Thanks to the long-action, athletes and bodybuilders are using this drug to have the opportunity to fully abandon the need to make daily injections, which makes it possible not only to make the cycle more convenient, but to reduce the costs for it, since the price of Testosteron-E allows to classify this steroid as a drug of the middle price segment.
The most often Testosteron-E tend to be applied on bulking cycles, but this drug also contributes to a significant increase in strength indicators and is characterized by many other positive properties. For example, it contributes to the effective burning of the fat layer, and also improves endurance. It is very often recommended for beginners to purchase Testosteron-E, it is also popular among the performing athletes and bodybuilders. An important feature of this steroid is also that it is not characterized by a toxic effect on liver.
Testosteron-E Properties:
Anabolic effect from Testosteron-E will largely depend on the dosage in which it is used during the cycle. It is usually recommended to inject 250-500 mg of this drug once a week (sometimes twice) into the gluteal region. The cycle duration can be considered optimal within 8-10 weeks.

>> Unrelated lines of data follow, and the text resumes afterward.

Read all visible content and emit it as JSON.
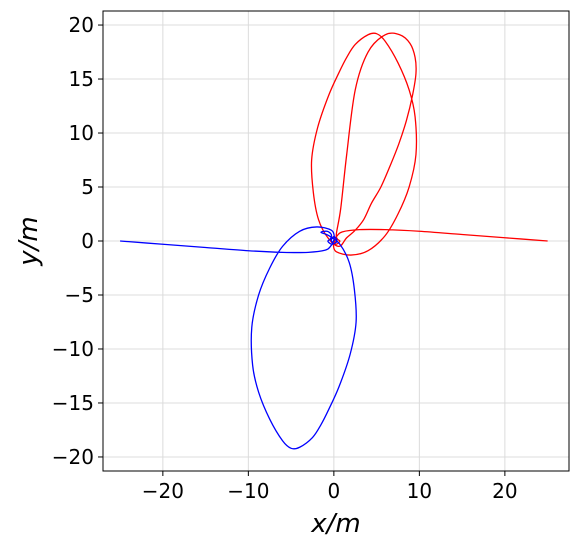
{
  "chart_data": {
    "type": "line",
    "title": "",
    "xlabel": "x/m",
    "ylabel": "y/m",
    "xlim": [
      -27,
      27.5
    ],
    "ylim": [
      -21.3,
      21.3
    ],
    "xticks": [
      -20,
      -10,
      0,
      10,
      20
    ],
    "yticks": [
      -20,
      -15,
      -10,
      -5,
      0,
      5,
      10,
      15,
      20
    ],
    "xtick_labels": [
      "−20",
      "−10",
      "0",
      "10",
      "20"
    ],
    "ytick_labels": [
      "−20",
      "−15",
      "−10",
      "−5",
      "0",
      "5",
      "10",
      "15",
      "20"
    ],
    "grid": true,
    "series": [
      {
        "color": "#ff0000",
        "x": [
          25,
          20,
          15,
          10,
          6,
          3,
          1,
          0.4,
          0.1,
          -0.05,
          0.3,
          2,
          4,
          6,
          7.5,
          8.8,
          9.6,
          9.5,
          8.8,
          7.5,
          6,
          5,
          4,
          2.5,
          1.5,
          0.6,
          -0.6,
          -1.9,
          -2.6,
          -2.4,
          -1.8,
          -0.7,
          0.6,
          1.5,
          2.5,
          3.5,
          4.4,
          5.5,
          6.6,
          7.6,
          8.5,
          9.2,
          9.6,
          9.5,
          8.9,
          7.7,
          6,
          4,
          2.5,
          1.5,
          0.8,
          0.3,
          0.4,
          0.7,
          0.5,
          0.2,
          -0.3,
          -0.3,
          0,
          0.3,
          0.2,
          0
        ],
        "y": [
          0,
          0.3,
          0.6,
          0.9,
          1.05,
          1.05,
          0.85,
          0.5,
          0.1,
          -0.4,
          -1.0,
          -1.3,
          -0.9,
          0.5,
          2.5,
          5,
          8,
          11.5,
          14,
          16.5,
          18.5,
          19.2,
          19.1,
          18.2,
          17,
          15.6,
          13.5,
          10.5,
          7.5,
          4.5,
          2,
          0.3,
          -0.5,
          0.3,
          1,
          2,
          3.5,
          5,
          7,
          9,
          11.2,
          13.5,
          15.5,
          17,
          18.3,
          19.1,
          19.1,
          17.5,
          14,
          8,
          3,
          0.7,
          0.2,
          0,
          -0.2,
          -0.3,
          -0.1,
          0.2,
          0.4,
          0.1,
          -0.1,
          0
        ]
      },
      {
        "color": "#0000ff",
        "x": [
          -25,
          -20,
          -15,
          -10,
          -6,
          -3,
          -1,
          -0.4,
          -0.1,
          0.05,
          -0.3,
          -2,
          -4,
          -6,
          -7.5,
          -8.8,
          -9.6,
          -9.5,
          -8.8,
          -7.5,
          -6,
          -5,
          -4,
          -2.5,
          -1.5,
          -0.6,
          0.6,
          1.9,
          2.6,
          2.4,
          1.8,
          0.7,
          -0.6,
          -1.5,
          -0.8,
          -0.3,
          -0.4,
          -0.7,
          -0.5,
          -0.2,
          0.3,
          0.3,
          0,
          -0.3,
          -0.2,
          0
        ],
        "y": [
          0,
          -0.3,
          -0.6,
          -0.9,
          -1.05,
          -1.05,
          -0.85,
          -0.5,
          -0.1,
          0.4,
          1.0,
          1.3,
          0.9,
          -0.5,
          -2.5,
          -5,
          -8,
          -11.5,
          -14,
          -16.5,
          -18.5,
          -19.2,
          -19.1,
          -18.2,
          -17,
          -15.6,
          -13.5,
          -10.5,
          -7.5,
          -4.5,
          -2,
          -0.3,
          0.5,
          0.8,
          0.9,
          0.6,
          0.2,
          0,
          -0.2,
          -0.3,
          -0.1,
          0.2,
          0.4,
          0.1,
          -0.1,
          0
        ]
      }
    ]
  }
}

Week | Testosteron-E | Anastrozole | Tamoxifen |
1 | 250-500 mg/week | ||
2 | 250-500 mg/week | 0.5 mg every 3 days | |
3 | 250-500 mg/week | 0.5 mg every 3 days | |
4 | 250-500 mg/week | 0.5 mg every 3 days | |
5 | 250-500 mg/week | 0.5 mg every 3 days | |
6 | 250-500 mg/week | 0.5 mg every 3 days | |
7 | 0.5 mg every 3 days | ||
8 | 0.5 mg every 3 days | ||
9 | |||
10 | |||
11 | 20-30 mg/day | ||
12 | 20 mg/day | ||
13 | 20 mg/day | ||
14 | 10 mg/day |
Like all forms of testosterone, Testosteron-E is largely subjected to conversion into estrogen under the influence of the aromatase enzyme. To avoid the appearance of estrogenic adverse reactions, it is required to take Mesterolone (Proviron) or aromatase inhibitors (from the second week of the cycle and a week after its completion), but it is desirable to take them under the control of the tests to the level of estradiol.
To quickly resume the production of endogenous testosterone, three weeks from the final injection, it is desirable to conduct PCT using Tamoxifen (Nolvadex) or Clomiphene (Clomid). To reduce the risks of losing muscle mass, it is also recommended to take cortisol blockers (whey protein, BCAA).